Headlines: February 13th, 2012

A Government supported “use now, pay later” scheme for childcare should be introduced to extend the benefits to a wider range of parents. This call comes from the Social Market Foundation thinktank

The thinktank believes that parents should be able to access financial support of up to £10,000 from the Government to pay for childcare which they would then pay back as monthly contributions made through the tax system.

The Social Market Foundation’s report, A Better Beginning, proposes a ‘National Childcare Contribution Scheme’, which would use the Government’s low cost of borrowing to help parents overcome the huge financial burden of childcare. The scheme would extend the benefits of formal childcare to more children and families, without creating additional costs to the Exchequer.

SMF Director Ian Mulheirn said “Childcare costs impose a huge burden on families for a relatively short period of time. This has a real impact on families’ household budgets and can mean that it’s simply not viable for some parents to go to work, despite the real benefits to both their earning power and their children’s development offered by formal childcare.

He added: “By helping parents spread the cost through manageable monthly contributions, this innovative scheme can help parents do what’s best for themselves and their children.”

The SMF paper comprehensively models how a National Childcare Contribution Scheme would work and recommends that the scheme should be open to all working parents with a child under school-age.

Parents would be given the money up-front by Government through a voucher scheme and would then use a smart card to pay for childcare at a high quality formal childcare provider. The main earner would start paying back the contribution at 6 per cent of their gross income above the income tax personal allowance (£8,105 for 2012-13). Parents would stop the monthly payments once they have paid back the amount in full or after 20 years.

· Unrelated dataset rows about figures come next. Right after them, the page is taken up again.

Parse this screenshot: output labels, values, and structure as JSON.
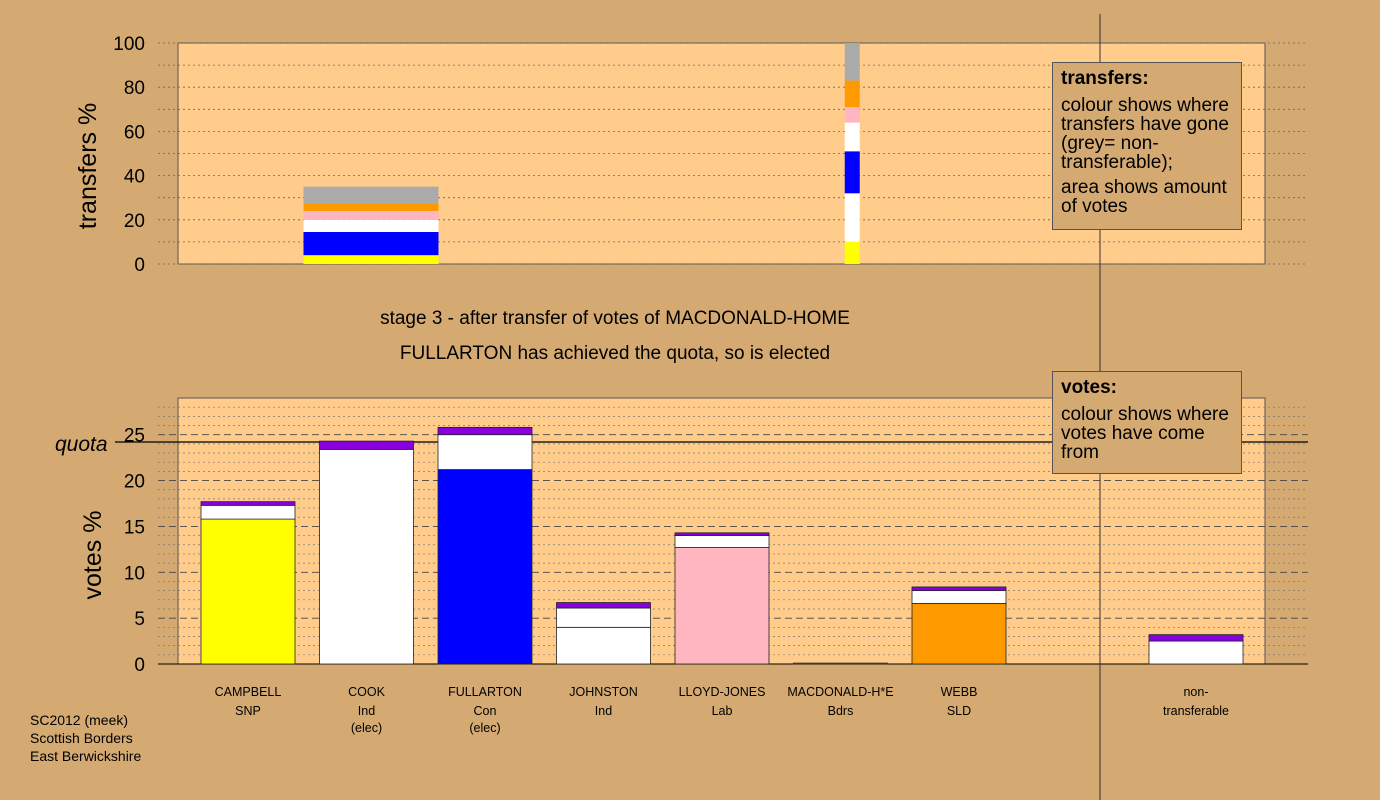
{
  "transfers_legend": {
    "title": "transfers:",
    "line1": "colour shows where transfers have gone (grey= non-transferable);",
    "line2": "area shows amount of votes"
  },
  "votes_legend": {
    "title": "votes:",
    "line1": "colour shows where votes have come from"
  },
  "footer": {
    "line1": "SC2012 (meek)",
    "line2": "Scottish Borders",
    "line3": "East Berwickshire"
  },
  "chart_data": [
    {
      "type": "bar",
      "stacked": true,
      "ylabel": "transfers %",
      "ylim": [
        0,
        100
      ],
      "yticks": [
        0,
        20,
        40,
        60,
        80,
        100
      ],
      "grid": true,
      "legend_position": "top-right",
      "bars": [
        {
          "slot": 1,
          "segments": [
            {
              "to": "CAMPBELL",
              "value": 4,
              "color": "#ffff00"
            },
            {
              "to": "FULLARTON",
              "value": 10.5,
              "color": "#0000ff"
            },
            {
              "to": "COOK",
              "value": 5.5,
              "color": "#ffffff"
            },
            {
              "to": "LLOYD-JONES",
              "value": 4,
              "color": "#ffb6c1"
            },
            {
              "to": "WEBB",
              "value": 3.5,
              "color": "#ff9900"
            },
            {
              "to": "non-transferable",
              "value": 7.5,
              "color": "#aaaaaa"
            }
          ]
        },
        {
          "slot": 5.5,
          "segments": [
            {
              "to": "CAMPBELL",
              "value": 10,
              "color": "#ffff00"
            },
            {
              "to": "COOK",
              "value": 22,
              "color": "#ffffff"
            },
            {
              "to": "FULLARTON",
              "value": 19,
              "color": "#0000ff"
            },
            {
              "to": "JOHNSTON",
              "value": 13,
              "color": "#ffffff"
            },
            {
              "to": "LLOYD-JONES",
              "value": 7,
              "color": "#ffb6c1"
            },
            {
              "to": "WEBB",
              "value": 12,
              "color": "#ff9900"
            },
            {
              "to": "non-transferable",
              "value": 17,
              "color": "#aaaaaa"
            }
          ]
        }
      ]
    },
    {
      "type": "bar",
      "stacked": true,
      "title": "stage 3 - after transfer of votes of MACDONALD-HOME",
      "subtitle": "FULLARTON has achieved the quota, so is elected",
      "ylabel": "votes %",
      "ylim": [
        0,
        29
      ],
      "yticks": [
        0,
        5,
        10,
        15,
        20,
        25
      ],
      "quota": 24.2,
      "quota_label": "quota",
      "grid": true,
      "legend_position": "top-right",
      "categories": [
        {
          "name": "CAMPBELL",
          "party": "SNP",
          "status": ""
        },
        {
          "name": "COOK",
          "party": "Ind",
          "status": "(elec)"
        },
        {
          "name": "FULLARTON",
          "party": "Con",
          "status": "(elec)"
        },
        {
          "name": "JOHNSTON",
          "party": "Ind",
          "status": ""
        },
        {
          "name": "LLOYD-JONES",
          "party": "Lab",
          "status": ""
        },
        {
          "name": "MACDONALD-H*E",
          "party": "Bdrs",
          "status": ""
        },
        {
          "name": "WEBB",
          "party": "SLD",
          "status": ""
        },
        {
          "name": "non-",
          "party": "transferable",
          "status": ""
        }
      ],
      "stacks": [
        {
          "slot": 0,
          "segments": [
            {
              "from": "first preferences",
              "value": 15.8,
              "color": "#ffff00"
            },
            {
              "from": "stage 2 transfers",
              "value": 1.5,
              "color": "#ffffff"
            },
            {
              "from": "MACDONALD-HOME",
              "value": 0.4,
              "color": "#8800dd"
            }
          ]
        },
        {
          "slot": 1,
          "segments": [
            {
              "from": "first preferences",
              "value": 23.4,
              "color": "#ffffff"
            },
            {
              "from": "MACDONALD-HOME",
              "value": 0.9,
              "color": "#8800dd"
            }
          ]
        },
        {
          "slot": 2,
          "segments": [
            {
              "from": "first preferences",
              "value": 21.2,
              "color": "#0000ff"
            },
            {
              "from": "stage 2 transfers",
              "value": 3.8,
              "color": "#ffffff"
            },
            {
              "from": "MACDONALD-HOME",
              "value": 0.8,
              "color": "#8800dd"
            }
          ]
        },
        {
          "slot": 3,
          "segments": [
            {
              "from": "first preferences",
              "value": 4.0,
              "color": "#ffffff"
            },
            {
              "from": "stage 2 transfers",
              "value": 2.1,
              "color": "#ffffff"
            },
            {
              "from": "MACDONALD-HOME",
              "value": 0.6,
              "color": "#8800dd"
            }
          ]
        },
        {
          "slot": 4,
          "segments": [
            {
              "from": "first preferences",
              "value": 12.7,
              "color": "#ffb6c1"
            },
            {
              "from": "stage 2 transfers",
              "value": 1.3,
              "color": "#ffffff"
            },
            {
              "from": "MACDONALD-HOME",
              "value": 0.3,
              "color": "#8800dd"
            }
          ]
        },
        {
          "slot": 5,
          "segments": [
            {
              "from": "first preferences",
              "value": 0.1,
              "color": "#ffffff"
            }
          ]
        },
        {
          "slot": 6,
          "segments": [
            {
              "from": "first preferences",
              "value": 6.6,
              "color": "#ff9900"
            },
            {
              "from": "stage 2 transfers",
              "value": 1.4,
              "color": "#ffffff"
            },
            {
              "from": "MACDONALD-HOME",
              "value": 0.4,
              "color": "#8800dd"
            }
          ]
        },
        {
          "slot": 8,
          "segments": [
            {
              "from": "stage 2 transfers",
              "value": 2.5,
              "color": "#ffffff"
            },
            {
              "from": "MACDONALD-HOME",
              "value": 0.7,
              "color": "#8800dd"
            }
          ]
        }
      ]
    }
  ]
}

An interest rate of 3% above inflation would be applied.

The SMF’s idea has support amongst parents with children under five-years of age. A YouGov poll of parents with children under five-years-old found that 57 per cent who expressed an opinion thought that the scheme was a good idea. A quarter of parents not currently using childcare and 28 per cent of parents relying on friends or family said they would use the scheme if it were available.